Outside, sirens screamed down the avenue like a warning. But inside, time stopped.
Timothée clung tighter. “I hate that I can’t be with you during the day. I hate your parents. I hate that they think I’m a joke.”
She kissed the top of his head. “They don’t know what love is. They forgot. That’s not our fault.”
“I got rejected again. From that callback I told you about.”
“I’m tired of wanting something so badly and being told I’m not enough.”
Y/n pulled him up gently so their faces were close, foreheads pressed together in the moonlight like a prayer. “You’re more than enough. You’re everything.”
His lips trembled. “Why do you believe in me so much?”
“Because I saw the way your hands shook when you held that script. Because you cry during sad movies and write poetry on napkins and recite Shakespeare on the L train like you’re in the Globe Theatre. Because you were born for this, Timothée. And because I love you.”
She felt him smile, just a little, against her cheek.
“I love you more,” he whispered, like it hurt.
Then, almost shyly, he climbed into her lap, curling against her like a cat seeking warmth.

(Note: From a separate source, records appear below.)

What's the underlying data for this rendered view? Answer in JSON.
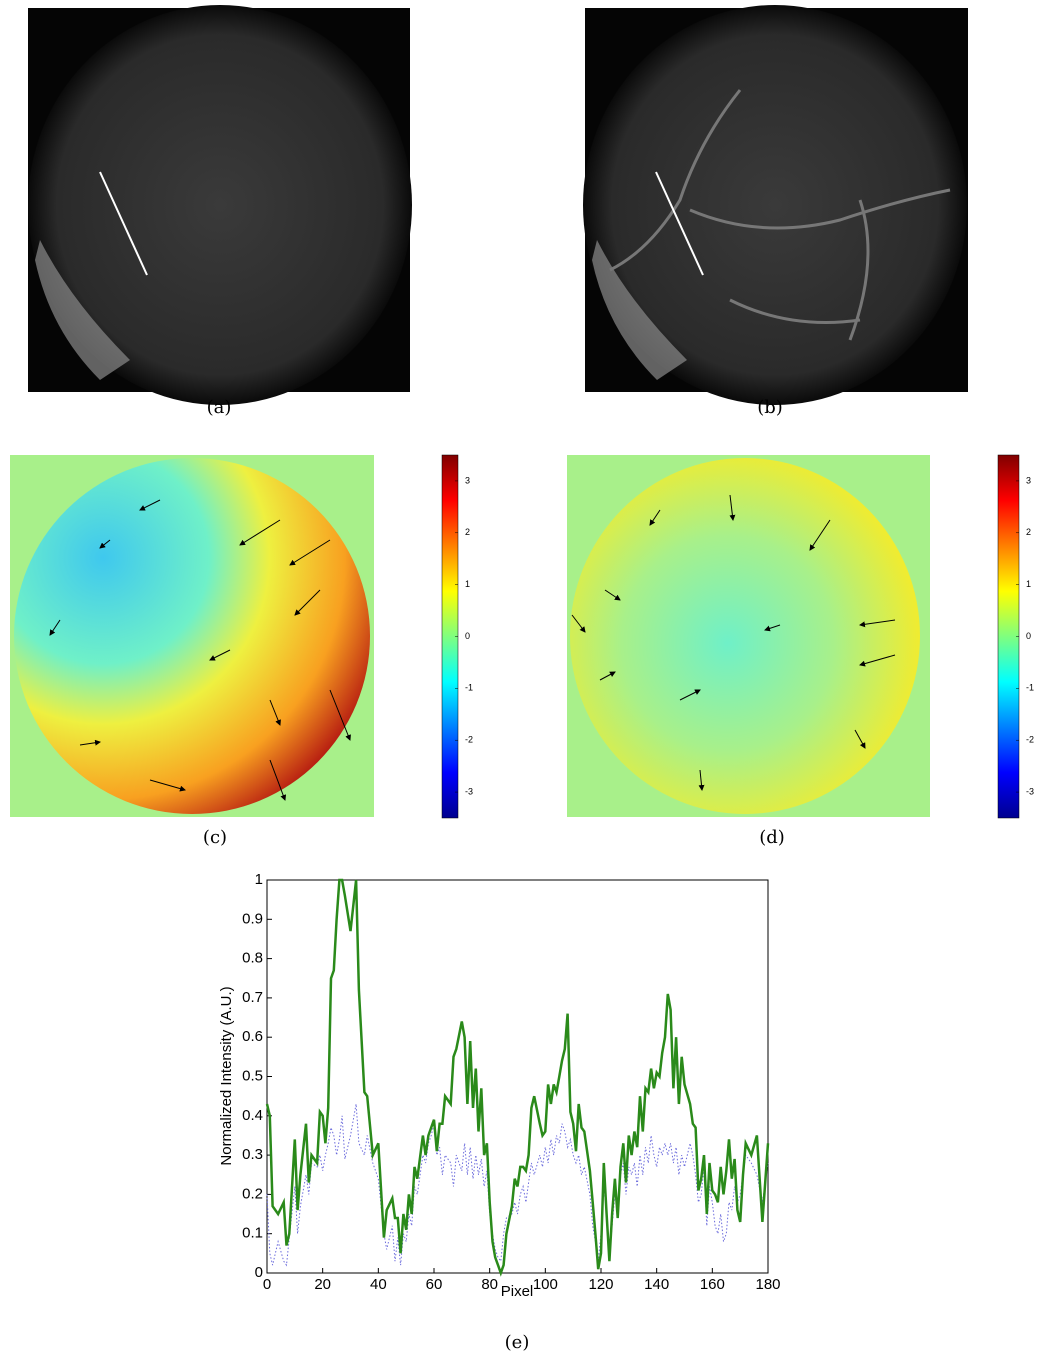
{
  "figure": {
    "captions": [
      "(a)",
      "(b)",
      "(c)",
      "(d)",
      "(e)"
    ],
    "colorbars": [
      {
        "ylim": [
          -3.5,
          3.5
        ],
        "yticks": [
          -3,
          -2,
          -1,
          0,
          1,
          2,
          3
        ]
      },
      {
        "ylim": [
          -3.5,
          3.5
        ],
        "yticks": [
          -3,
          -2,
          -1,
          0,
          1,
          2,
          3
        ]
      }
    ]
  },
  "chart_data": {
    "type": "line",
    "xlabel": "Pixel",
    "ylabel": "Normalized Intensity (A.U.)",
    "x": [
      0,
      1,
      2,
      4,
      6,
      7,
      8,
      10,
      11,
      12,
      14,
      15,
      16,
      18,
      19,
      20,
      21,
      22,
      23,
      24,
      25,
      26,
      27,
      28,
      30,
      32,
      33,
      35,
      36,
      38,
      40,
      42,
      43,
      45,
      46,
      47,
      48,
      49,
      50,
      51,
      52,
      53,
      54,
      56,
      57,
      58,
      59,
      60,
      61,
      62,
      63,
      64,
      66,
      67,
      68,
      70,
      71,
      72,
      73,
      74,
      75,
      76,
      77,
      78,
      79,
      80,
      81,
      82,
      83,
      84,
      85,
      86,
      88,
      89,
      90,
      91,
      92,
      93,
      94,
      95,
      96,
      98,
      99,
      100,
      101,
      102,
      103,
      104,
      105,
      106,
      107,
      108,
      109,
      110,
      111,
      112,
      113,
      114,
      116,
      117,
      118,
      119,
      120,
      121,
      122,
      123,
      124,
      125,
      126,
      127,
      128,
      129,
      130,
      131,
      132,
      133,
      134,
      135,
      136,
      137,
      138,
      139,
      140,
      141,
      142,
      143,
      144,
      145,
      146,
      147,
      148,
      149,
      150,
      152,
      153,
      154,
      155,
      156,
      157,
      158,
      159,
      160,
      161,
      162,
      163,
      164,
      165,
      166,
      167,
      168,
      169,
      170,
      171,
      172,
      174,
      176,
      178,
      180
    ],
    "series": [
      {
        "color": "#2a8a1a",
        "style": "solid",
        "values": [
          0.43,
          0.4,
          0.17,
          0.15,
          0.18,
          0.07,
          0.1,
          0.34,
          0.16,
          0.25,
          0.38,
          0.23,
          0.3,
          0.28,
          0.41,
          0.4,
          0.33,
          0.42,
          0.75,
          0.77,
          0.9,
          1.0,
          1.0,
          0.96,
          0.87,
          1.0,
          0.72,
          0.46,
          0.45,
          0.3,
          0.33,
          0.09,
          0.16,
          0.19,
          0.14,
          0.14,
          0.05,
          0.15,
          0.11,
          0.2,
          0.15,
          0.27,
          0.24,
          0.35,
          0.3,
          0.35,
          0.37,
          0.39,
          0.31,
          0.38,
          0.38,
          0.45,
          0.43,
          0.55,
          0.57,
          0.64,
          0.6,
          0.43,
          0.59,
          0.42,
          0.52,
          0.36,
          0.47,
          0.3,
          0.33,
          0.18,
          0.08,
          0.04,
          0.02,
          0.0,
          0.02,
          0.1,
          0.17,
          0.24,
          0.22,
          0.27,
          0.27,
          0.26,
          0.3,
          0.42,
          0.45,
          0.38,
          0.35,
          0.36,
          0.48,
          0.43,
          0.48,
          0.46,
          0.5,
          0.54,
          0.57,
          0.66,
          0.41,
          0.38,
          0.31,
          0.43,
          0.37,
          0.36,
          0.26,
          0.18,
          0.1,
          0.01,
          0.05,
          0.28,
          0.15,
          0.03,
          0.15,
          0.24,
          0.14,
          0.27,
          0.33,
          0.23,
          0.35,
          0.3,
          0.36,
          0.32,
          0.45,
          0.36,
          0.47,
          0.46,
          0.52,
          0.47,
          0.51,
          0.5,
          0.56,
          0.6,
          0.71,
          0.67,
          0.47,
          0.6,
          0.43,
          0.55,
          0.48,
          0.43,
          0.38,
          0.37,
          0.21,
          0.24,
          0.3,
          0.15,
          0.28,
          0.21,
          0.2,
          0.18,
          0.27,
          0.2,
          0.26,
          0.34,
          0.24,
          0.29,
          0.16,
          0.13,
          0.25,
          0.33,
          0.3,
          0.35,
          0.13,
          0.33
        ]
      },
      {
        "color": "#6b6bdc",
        "style": "dotted",
        "values": [
          0.2,
          0.05,
          0.02,
          0.08,
          0.03,
          0.02,
          0.09,
          0.22,
          0.1,
          0.17,
          0.25,
          0.2,
          0.28,
          0.27,
          0.3,
          0.26,
          0.3,
          0.33,
          0.37,
          0.35,
          0.3,
          0.34,
          0.4,
          0.29,
          0.35,
          0.43,
          0.33,
          0.3,
          0.35,
          0.28,
          0.24,
          0.1,
          0.06,
          0.12,
          0.03,
          0.09,
          0.02,
          0.1,
          0.08,
          0.15,
          0.12,
          0.22,
          0.2,
          0.3,
          0.28,
          0.33,
          0.35,
          0.38,
          0.3,
          0.32,
          0.25,
          0.3,
          0.28,
          0.22,
          0.3,
          0.26,
          0.33,
          0.25,
          0.32,
          0.24,
          0.3,
          0.25,
          0.29,
          0.22,
          0.26,
          0.15,
          0.1,
          0.06,
          0.04,
          0.03,
          0.1,
          0.14,
          0.15,
          0.18,
          0.15,
          0.2,
          0.22,
          0.18,
          0.23,
          0.28,
          0.25,
          0.3,
          0.27,
          0.32,
          0.28,
          0.34,
          0.3,
          0.35,
          0.33,
          0.38,
          0.36,
          0.32,
          0.34,
          0.3,
          0.28,
          0.3,
          0.25,
          0.27,
          0.2,
          0.12,
          0.08,
          0.03,
          0.1,
          0.22,
          0.15,
          0.04,
          0.12,
          0.2,
          0.15,
          0.25,
          0.28,
          0.2,
          0.27,
          0.25,
          0.28,
          0.22,
          0.3,
          0.25,
          0.32,
          0.28,
          0.35,
          0.3,
          0.27,
          0.32,
          0.3,
          0.33,
          0.3,
          0.33,
          0.28,
          0.32,
          0.25,
          0.3,
          0.27,
          0.33,
          0.3,
          0.25,
          0.18,
          0.2,
          0.27,
          0.12,
          0.22,
          0.18,
          0.12,
          0.1,
          0.15,
          0.08,
          0.1,
          0.18,
          0.16,
          0.22,
          0.18,
          0.2,
          0.25,
          0.3,
          0.28,
          0.25,
          0.18,
          0.28
        ]
      }
    ],
    "xlim": [
      0,
      180
    ],
    "ylim": [
      0,
      1
    ],
    "xticks": [
      0,
      20,
      40,
      60,
      80,
      100,
      120,
      140,
      160,
      180
    ],
    "yticks": [
      0,
      0.1,
      0.2,
      0.3,
      0.4,
      0.5,
      0.6,
      0.7,
      0.8,
      0.9,
      1
    ]
  }
}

She let him. Held him. Let his weight crush the air out of her lungs and didn’t complain once.
Outside, the moon hung heavy over the city like it was watching them.
Inside, he fell asleep with his ear over her heart and her fingers tracing the map of his back.

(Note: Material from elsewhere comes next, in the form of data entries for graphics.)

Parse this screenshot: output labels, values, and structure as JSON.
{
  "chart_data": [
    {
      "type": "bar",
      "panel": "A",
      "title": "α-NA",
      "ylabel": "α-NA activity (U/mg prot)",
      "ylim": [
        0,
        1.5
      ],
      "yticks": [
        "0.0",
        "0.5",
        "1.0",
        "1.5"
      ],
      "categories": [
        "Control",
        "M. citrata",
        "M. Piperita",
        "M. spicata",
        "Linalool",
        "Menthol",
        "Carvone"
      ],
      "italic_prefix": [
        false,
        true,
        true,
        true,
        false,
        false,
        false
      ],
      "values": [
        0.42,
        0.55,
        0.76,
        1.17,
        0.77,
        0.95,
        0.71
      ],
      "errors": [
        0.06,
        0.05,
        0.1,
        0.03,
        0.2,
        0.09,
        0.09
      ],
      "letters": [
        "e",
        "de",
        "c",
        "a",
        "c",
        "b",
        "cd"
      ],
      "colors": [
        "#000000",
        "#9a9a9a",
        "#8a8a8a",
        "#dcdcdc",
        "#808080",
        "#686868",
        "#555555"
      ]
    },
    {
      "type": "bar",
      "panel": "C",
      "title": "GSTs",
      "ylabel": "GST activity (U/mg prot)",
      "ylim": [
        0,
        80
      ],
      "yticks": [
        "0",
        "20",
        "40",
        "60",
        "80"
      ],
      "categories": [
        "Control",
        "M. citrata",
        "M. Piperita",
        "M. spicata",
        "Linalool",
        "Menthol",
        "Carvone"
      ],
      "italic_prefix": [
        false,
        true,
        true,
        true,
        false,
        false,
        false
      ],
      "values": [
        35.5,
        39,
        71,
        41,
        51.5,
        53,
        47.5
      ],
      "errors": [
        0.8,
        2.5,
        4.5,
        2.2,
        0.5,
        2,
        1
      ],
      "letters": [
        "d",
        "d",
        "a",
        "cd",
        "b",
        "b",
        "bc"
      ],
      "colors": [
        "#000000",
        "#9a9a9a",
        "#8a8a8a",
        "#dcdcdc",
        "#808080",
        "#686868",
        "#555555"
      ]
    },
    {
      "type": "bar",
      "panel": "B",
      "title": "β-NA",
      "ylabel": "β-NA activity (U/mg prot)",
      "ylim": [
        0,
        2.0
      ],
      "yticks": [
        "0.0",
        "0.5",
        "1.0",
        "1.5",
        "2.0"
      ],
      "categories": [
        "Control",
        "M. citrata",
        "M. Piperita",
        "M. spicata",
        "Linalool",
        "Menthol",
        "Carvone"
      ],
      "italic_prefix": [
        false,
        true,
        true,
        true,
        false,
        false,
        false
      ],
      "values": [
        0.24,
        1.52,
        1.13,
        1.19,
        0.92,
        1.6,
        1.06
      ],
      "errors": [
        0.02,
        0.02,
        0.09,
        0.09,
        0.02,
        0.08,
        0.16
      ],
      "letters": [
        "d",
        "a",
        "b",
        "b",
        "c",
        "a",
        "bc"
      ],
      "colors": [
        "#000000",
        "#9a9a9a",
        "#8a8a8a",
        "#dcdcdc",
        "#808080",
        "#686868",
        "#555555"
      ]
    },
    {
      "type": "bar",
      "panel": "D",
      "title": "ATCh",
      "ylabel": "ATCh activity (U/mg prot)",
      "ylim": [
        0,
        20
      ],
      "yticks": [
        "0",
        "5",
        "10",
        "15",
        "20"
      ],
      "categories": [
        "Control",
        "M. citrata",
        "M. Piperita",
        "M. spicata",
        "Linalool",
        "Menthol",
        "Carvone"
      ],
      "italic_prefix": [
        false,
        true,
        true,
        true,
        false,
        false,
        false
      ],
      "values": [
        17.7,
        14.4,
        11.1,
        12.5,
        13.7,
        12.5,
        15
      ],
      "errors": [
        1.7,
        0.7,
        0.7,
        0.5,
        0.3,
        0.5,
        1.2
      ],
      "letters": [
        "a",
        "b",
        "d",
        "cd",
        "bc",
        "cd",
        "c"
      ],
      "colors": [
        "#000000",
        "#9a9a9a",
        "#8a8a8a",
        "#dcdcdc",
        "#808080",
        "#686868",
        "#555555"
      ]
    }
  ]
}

And somewhere between the buzz of streetlights and the sound of sirens in the distance, the girl in love with a boy her parents didn’t approve of decided she’d marry him someday. On a rooftop. Barefoot. With wildflowers in her hair and the whole city below them like a fairytale.

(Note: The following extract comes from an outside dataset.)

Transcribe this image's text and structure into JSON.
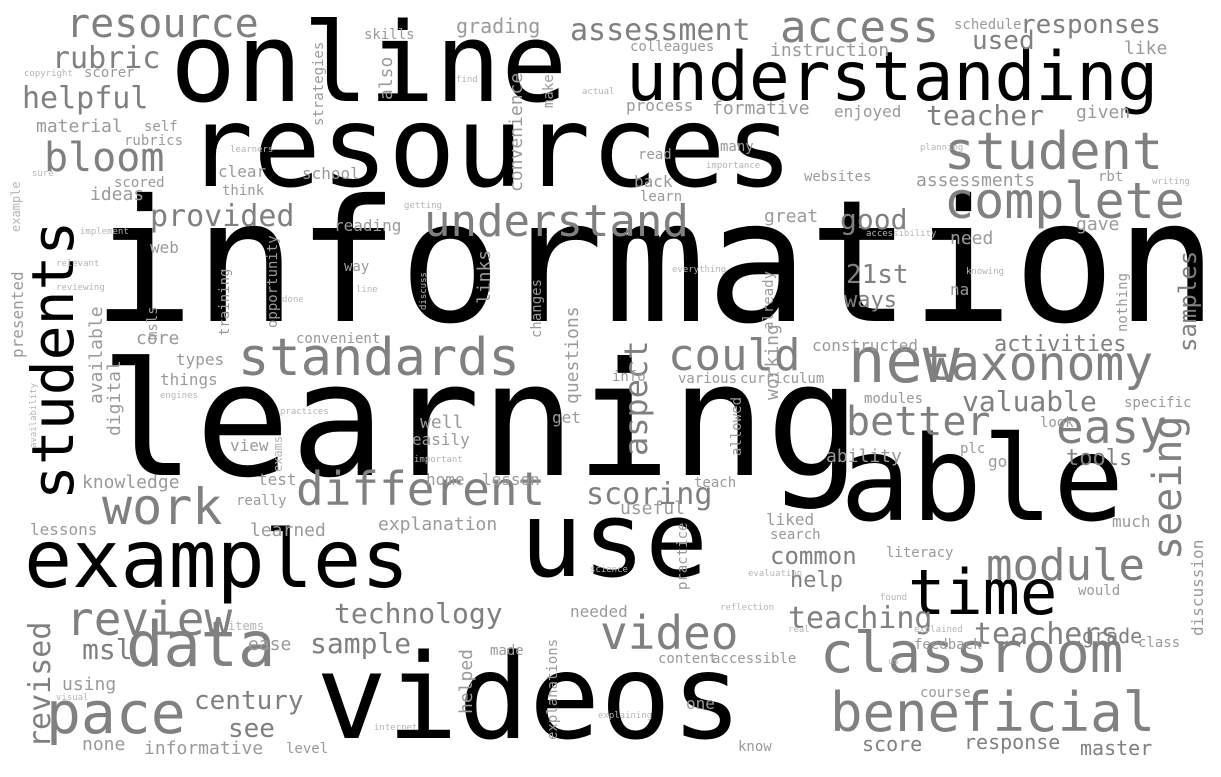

The hours passed like melted sugar, slow and golden. By 3 a.m., the room was filled with soft shadows and his quiet breathing. The kind of stillness that only lives between lovers and secrets.
Y/n lay awake, watching the ceiling and brushing the backs of her fingers over Timothée’s spine like she was painting stars into his skin. He stirred occasionally, mumbling incoherent little things.
But she didn’t answer. She just kissed his temple and held him tighter.
Around 4:17, he woke up—barely—his lashes fluttering like moth wings, and whispered, “Will you still love me if I never make it?”
Y/n didn’t hesitate, she didn't have to. “I’ll love you if you’re just the guy who reads me plays in bed. I’ll love you if you become a legend. I’ll love you if you work at the record store forever and never leave the city.”
He looked up at her then, his eyes glassy and boyish, and smiled so small it nearly broke her.
“That’s the only kind of famous I wanna be,” he said. “The kind that matters to you.”
She laughed, soft and sleepy. “You’re already a star to me.”
They stayed like that—half-tangled in each other, half-awake and whole-hearted—until the sky outside her window began to blush pale pink.
Birds chirped on the fire escape.
Downstairs, the deli opened. A dog barked somewhere far away.
And Timothée reached for her hand beneath the covers like a child afraid of thunder.
“Let’s run away one day,” he whispered. “Just me and you. Let’s leave all the people who don’t understand and go somewhere with big skies and nobody asking what we’re going to be when we grow up.”
She smiled, and placed a kiss to his knuckles. “We’re already everything we need to be.”
He didn’t answer. Just pulled her close again and tucked his head into the curve of her neck, like he could crawl inside her ribs and sleep next to her heart.
And outside, the sun rose slowly over Manhattan, but inside, it was still midnight, and always would be—just for them. The hour of secret relationships, fire escapes, and a boy who dreamed too big, and the girl who dared to believe in him anyway.